Pakistan's Current Account Shifts to $139M Deficit in FY26 Amidst Global Instability
Pakistan concluded the fiscal year 2025-26 with a current account deficit of $139 million, a significant reversal from the $1.838 billion surplus recorded in the previous fiscal year, according to the State Bank of Pakistan. This shift was largely influenced by disruptions stemming from a renewed Gulf war, which impacted oil prices and the broader economy. Despite the annual deficit, the situation was somewhat mitigated by strong remittance inflows, which increased by approximately $3.3 billion to reach $41.585 billion in FY26 from $38.3 billion in FY25. However, the monthly figures reveal a more volatile trend, with June 2026 experiencing a $649 million deficit, contrasting with a $500 million surplus in May 2026 and a $220 million surplus in June 2025. The economy's reliance on remittances became evident as export growth proved insufficient to offset import pressures, leading to a trade deficit exceeding $35.5 billion for FY26. Goods exports saw a decline to $30.843 billion from $32.434 billion, though services exports rose to $10.034 billion, resulting in a marginal overall increase in total exports to $40.877 billion. The current account faced pressure throughout the year, with three of the four quarters registering deficits, offset by a substantial surplus in the third quarter. Looking ahead to FY27, the ongoing Gulf conflict poses further risks, potentially increasing oil import costs for Pakistan, which relies on imports for about 70% of its fuel needs. Compounding these economic challenges, foreign direct investment (FDI) saw a substantial decline of 34% in FY26, falling to $1.637 billion from $2.477 billion in FY25. China remained the primary source of FDI, though inflows from both China and the Middle East decreased compared to the prior year.

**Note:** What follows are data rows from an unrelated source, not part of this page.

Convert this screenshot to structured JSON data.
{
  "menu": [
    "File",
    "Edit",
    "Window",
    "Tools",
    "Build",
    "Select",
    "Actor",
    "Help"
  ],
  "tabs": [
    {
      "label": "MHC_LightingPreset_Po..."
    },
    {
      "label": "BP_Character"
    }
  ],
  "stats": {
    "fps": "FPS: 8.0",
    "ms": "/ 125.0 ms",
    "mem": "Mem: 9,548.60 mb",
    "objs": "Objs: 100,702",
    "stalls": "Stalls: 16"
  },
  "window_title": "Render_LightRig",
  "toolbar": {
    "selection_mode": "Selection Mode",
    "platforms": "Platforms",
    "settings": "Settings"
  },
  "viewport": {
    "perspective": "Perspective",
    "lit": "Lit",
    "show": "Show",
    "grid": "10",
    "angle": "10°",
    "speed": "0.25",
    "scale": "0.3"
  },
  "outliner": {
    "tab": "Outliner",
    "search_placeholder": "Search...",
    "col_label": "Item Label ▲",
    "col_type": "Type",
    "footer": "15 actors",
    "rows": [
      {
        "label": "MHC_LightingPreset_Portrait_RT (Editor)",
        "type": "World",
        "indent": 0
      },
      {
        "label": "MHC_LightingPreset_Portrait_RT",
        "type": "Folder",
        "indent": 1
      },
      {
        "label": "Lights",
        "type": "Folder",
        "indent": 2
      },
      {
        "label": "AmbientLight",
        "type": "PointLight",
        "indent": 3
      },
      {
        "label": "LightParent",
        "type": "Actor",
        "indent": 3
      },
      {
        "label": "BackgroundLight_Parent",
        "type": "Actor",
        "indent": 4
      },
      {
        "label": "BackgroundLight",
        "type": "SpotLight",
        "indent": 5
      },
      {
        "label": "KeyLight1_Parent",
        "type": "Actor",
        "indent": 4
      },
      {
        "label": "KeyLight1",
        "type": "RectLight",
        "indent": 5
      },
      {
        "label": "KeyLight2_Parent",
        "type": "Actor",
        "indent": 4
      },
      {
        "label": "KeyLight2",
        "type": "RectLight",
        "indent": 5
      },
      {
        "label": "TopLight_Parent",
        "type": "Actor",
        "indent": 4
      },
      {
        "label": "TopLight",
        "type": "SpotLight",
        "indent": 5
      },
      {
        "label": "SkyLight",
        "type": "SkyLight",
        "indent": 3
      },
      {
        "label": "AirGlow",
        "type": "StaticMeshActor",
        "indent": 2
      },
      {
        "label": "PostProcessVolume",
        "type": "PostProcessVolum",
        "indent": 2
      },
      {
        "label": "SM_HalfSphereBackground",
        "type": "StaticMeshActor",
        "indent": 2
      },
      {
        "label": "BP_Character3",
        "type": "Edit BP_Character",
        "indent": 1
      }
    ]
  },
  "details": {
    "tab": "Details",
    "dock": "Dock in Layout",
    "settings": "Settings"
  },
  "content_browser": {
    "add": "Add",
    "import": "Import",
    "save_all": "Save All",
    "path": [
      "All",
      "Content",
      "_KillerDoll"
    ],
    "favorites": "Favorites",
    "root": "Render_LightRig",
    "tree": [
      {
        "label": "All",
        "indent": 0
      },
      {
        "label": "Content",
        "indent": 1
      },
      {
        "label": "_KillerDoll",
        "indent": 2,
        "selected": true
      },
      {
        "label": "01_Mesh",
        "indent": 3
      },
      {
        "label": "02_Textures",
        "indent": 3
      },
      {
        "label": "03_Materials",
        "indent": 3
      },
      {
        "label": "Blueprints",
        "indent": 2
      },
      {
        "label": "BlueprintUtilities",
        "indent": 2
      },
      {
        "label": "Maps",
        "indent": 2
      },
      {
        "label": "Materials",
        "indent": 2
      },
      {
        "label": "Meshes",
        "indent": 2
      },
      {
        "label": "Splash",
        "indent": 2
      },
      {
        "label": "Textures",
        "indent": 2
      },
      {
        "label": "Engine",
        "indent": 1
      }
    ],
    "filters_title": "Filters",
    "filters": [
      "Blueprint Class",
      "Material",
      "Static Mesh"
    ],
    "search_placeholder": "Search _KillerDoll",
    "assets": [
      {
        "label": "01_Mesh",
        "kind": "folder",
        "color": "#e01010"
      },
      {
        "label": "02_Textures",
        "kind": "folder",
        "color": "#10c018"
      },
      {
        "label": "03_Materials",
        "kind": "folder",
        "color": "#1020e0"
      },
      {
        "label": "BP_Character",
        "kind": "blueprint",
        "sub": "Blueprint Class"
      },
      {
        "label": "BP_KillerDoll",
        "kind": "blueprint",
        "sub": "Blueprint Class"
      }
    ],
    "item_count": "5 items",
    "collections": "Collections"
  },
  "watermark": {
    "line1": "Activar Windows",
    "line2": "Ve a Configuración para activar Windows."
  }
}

The reported shift in Pakistan's current account balance from surplus to deficit in FY26, alongside a significant drop in FDI, highlights the nation's vulnerability to external economic shocks and geopolitical instability. The economy's heavy reliance on remittances and the insufficient growth in exports underscore structural challenges in diversifying revenue streams and boosting competitiveness. The ongoing Gulf conflict introduces a critical risk factor, potentially escalating the import bill for essential commodities like oil, which constitutes a substantial portion of Pakistan's energy needs. This situation necessitates a strategic re-evaluation of trade policies and energy security measures to mitigate future economic pressures. The decline in FDI, particularly from key partners like China, suggests a need to address underlying investment climate concerns and enhance investor confidence amidst a complex global landscape. Future policy interventions should aim to foster sustainable export growth, attract stable long-term investment, and build greater resilience against external shocks to ensure macroeconomic stability.